И чувствовал Гаврюшка, как от всего этого да от деревенского светлого приволья: от чистых прохладных рек и озер, медовых цветущих лугов, от древних боров, зелёным кольцом охвативших деревеньку, — вселяется в него неукротимая сила.
Это она заставляла его, прячась от всех, лезть за печь или на чердак и с упоеньем оставлять на гладко оструганных брёвнах и оштукатуренных стенах смешные рисунки. Словно беззаботные воробышки, вылетали они из-под его уголька, карандаша или гвоздя. Да, да, даже гвоздя!
Было делов из-за этого злополучного гвоздя, когда Гаврюша на гладко выбеленной стенке печки-голландки, что стояла в углу горницы, процарапав слой обмазки до красных кирпичей, нарисовал своего любимца — пса Сокола: ушки торчком, хвост калачиком. Тут же сами собой появились и Красуля с телёнком, вслед за ними потопали овечки и куры во главе с петухом-забиякой. Замыкал всё это шествие рыжий воришка — кот Василий.
Гаврюшка понял, что натворил, когда услышал за спиной бабушкины оханья и аханья:
— Ох те мне! Ох те мне! Ах ты, самосуд своеносой[7]!
Рядом с бабушкой гости — молодожёны дядя Евлампий с тётушкой Авдотьей: держатся за руки, хохочут, заливаются.
— Что ведь надумал — печку колупать, — чуть не плачет бабушка. — То-то смотрю, утянулся внучек, не слыхать, не видать. Ну, погоди у меня! Где это дедков ремень?!
Не впервой Гаврюшке улепётывать и прятаться от греха подальше — в старый ларь[8] на чердаке, в котором на путинах[9] держали сухари и муку.
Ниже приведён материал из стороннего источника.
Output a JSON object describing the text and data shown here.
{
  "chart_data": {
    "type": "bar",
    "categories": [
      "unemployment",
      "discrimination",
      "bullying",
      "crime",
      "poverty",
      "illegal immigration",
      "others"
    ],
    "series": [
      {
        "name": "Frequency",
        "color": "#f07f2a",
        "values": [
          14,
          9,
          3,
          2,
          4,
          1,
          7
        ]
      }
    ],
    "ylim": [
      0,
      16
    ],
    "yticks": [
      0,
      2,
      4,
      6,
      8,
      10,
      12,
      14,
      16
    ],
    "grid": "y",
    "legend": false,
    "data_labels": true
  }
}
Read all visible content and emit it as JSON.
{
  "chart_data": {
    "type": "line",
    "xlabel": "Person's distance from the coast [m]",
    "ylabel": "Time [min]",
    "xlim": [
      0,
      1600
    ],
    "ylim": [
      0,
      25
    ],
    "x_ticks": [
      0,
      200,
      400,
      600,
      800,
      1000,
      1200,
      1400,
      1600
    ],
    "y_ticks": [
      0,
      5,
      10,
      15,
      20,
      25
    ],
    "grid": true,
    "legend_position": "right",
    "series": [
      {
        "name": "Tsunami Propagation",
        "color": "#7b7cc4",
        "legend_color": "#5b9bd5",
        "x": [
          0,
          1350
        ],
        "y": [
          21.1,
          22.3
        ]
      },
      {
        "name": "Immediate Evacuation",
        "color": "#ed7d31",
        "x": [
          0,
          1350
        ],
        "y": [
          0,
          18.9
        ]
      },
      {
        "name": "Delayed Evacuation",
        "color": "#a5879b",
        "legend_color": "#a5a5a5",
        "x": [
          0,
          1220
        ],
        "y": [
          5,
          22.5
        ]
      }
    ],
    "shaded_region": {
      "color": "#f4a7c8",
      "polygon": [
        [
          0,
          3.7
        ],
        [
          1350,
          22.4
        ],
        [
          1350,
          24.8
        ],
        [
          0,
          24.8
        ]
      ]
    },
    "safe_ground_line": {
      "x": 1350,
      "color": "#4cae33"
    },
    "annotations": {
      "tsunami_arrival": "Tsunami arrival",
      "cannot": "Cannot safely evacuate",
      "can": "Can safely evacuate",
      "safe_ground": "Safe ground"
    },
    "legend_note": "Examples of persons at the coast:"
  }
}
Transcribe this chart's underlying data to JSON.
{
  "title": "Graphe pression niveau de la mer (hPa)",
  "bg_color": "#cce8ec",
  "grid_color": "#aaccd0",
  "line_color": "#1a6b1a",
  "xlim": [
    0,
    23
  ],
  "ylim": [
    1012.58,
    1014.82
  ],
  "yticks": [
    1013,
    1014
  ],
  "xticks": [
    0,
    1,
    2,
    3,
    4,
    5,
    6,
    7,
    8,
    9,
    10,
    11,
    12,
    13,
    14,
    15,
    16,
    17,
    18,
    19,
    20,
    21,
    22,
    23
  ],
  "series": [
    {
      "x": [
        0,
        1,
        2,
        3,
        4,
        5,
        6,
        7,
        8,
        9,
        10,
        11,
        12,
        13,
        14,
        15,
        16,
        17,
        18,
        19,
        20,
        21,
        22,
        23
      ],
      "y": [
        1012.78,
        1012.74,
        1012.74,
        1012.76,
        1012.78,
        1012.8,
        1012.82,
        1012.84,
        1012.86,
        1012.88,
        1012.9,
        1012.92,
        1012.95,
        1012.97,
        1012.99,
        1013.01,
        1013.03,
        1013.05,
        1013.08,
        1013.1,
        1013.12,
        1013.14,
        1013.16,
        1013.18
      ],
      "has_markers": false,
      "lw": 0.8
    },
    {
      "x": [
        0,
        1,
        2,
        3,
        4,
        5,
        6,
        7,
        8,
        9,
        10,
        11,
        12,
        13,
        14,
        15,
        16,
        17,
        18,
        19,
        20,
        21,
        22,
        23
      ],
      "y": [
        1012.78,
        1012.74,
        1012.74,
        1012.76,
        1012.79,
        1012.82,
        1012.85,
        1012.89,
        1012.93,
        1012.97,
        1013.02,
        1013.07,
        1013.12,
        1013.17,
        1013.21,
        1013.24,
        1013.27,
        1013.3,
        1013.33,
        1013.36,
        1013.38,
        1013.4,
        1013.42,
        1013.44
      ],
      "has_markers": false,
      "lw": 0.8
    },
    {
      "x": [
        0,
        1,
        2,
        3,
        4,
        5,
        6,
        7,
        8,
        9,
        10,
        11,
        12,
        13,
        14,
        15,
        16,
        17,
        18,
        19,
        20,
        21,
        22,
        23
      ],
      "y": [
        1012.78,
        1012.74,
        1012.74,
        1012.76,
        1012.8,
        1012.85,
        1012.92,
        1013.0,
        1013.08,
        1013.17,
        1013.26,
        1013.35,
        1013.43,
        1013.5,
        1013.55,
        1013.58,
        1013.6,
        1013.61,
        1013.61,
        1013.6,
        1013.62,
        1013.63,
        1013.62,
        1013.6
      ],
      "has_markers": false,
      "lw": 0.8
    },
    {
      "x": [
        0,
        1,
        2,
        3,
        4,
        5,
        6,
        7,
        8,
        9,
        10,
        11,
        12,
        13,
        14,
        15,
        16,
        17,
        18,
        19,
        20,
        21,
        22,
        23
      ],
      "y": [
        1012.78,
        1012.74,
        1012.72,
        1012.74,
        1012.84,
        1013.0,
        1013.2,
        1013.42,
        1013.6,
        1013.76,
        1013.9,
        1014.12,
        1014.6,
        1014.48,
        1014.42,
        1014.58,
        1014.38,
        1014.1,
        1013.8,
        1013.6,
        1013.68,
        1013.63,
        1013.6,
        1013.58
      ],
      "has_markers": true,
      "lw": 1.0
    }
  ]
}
Ларь этот был похож на маленькую крепость, он был самым уединённым, самым надёжным местом в доме. Взрослые если и догадывались, то не подавали вида, что знают об этом его укромном местечке: взрослые уважали тайны детей.
В этот же ларь, к своему стыду, Гаврюшка убежал даже тогда, когда дядя Евлампий внёс в избу новенький в синей дерматиновой обивке патефон, которого до тех пор Гаврюшка и в глаза не видывал. Едва с крутящейся пластинки рванулись первые звуки, Гаврюшку точно ветром вынесло из избы, и опомнился он только на чердаке, нырнув в свою крепость.
А все оттого, что, когда ему было чуть больше годика, мама взяла его в кино: в деревне впервые показывали звуковой фильм «Мы из Кронштадта». Когда нацеленные на зрителя жерла пушек грянули орудийным залпом, Гаврюшка со страху дал такого рёву, что даже мама насмерть перепугалась. С тех пор он довольно долго побаивался всяких новых незнакомых штучек.
Не успел Гаврюшка убежать от рассерженной бабушки и устроиться в своём ларе поудобнее, как за стенкой послышалось: «Мур-рр, мурр-рррр… — Васенька, мил-сердечный друг, припожаловал. — Свои, Гаврила Афанасьевич, свои, — трёт бока о ларь Котофеевич. — Мур-р, пусти, дрруг, пусти».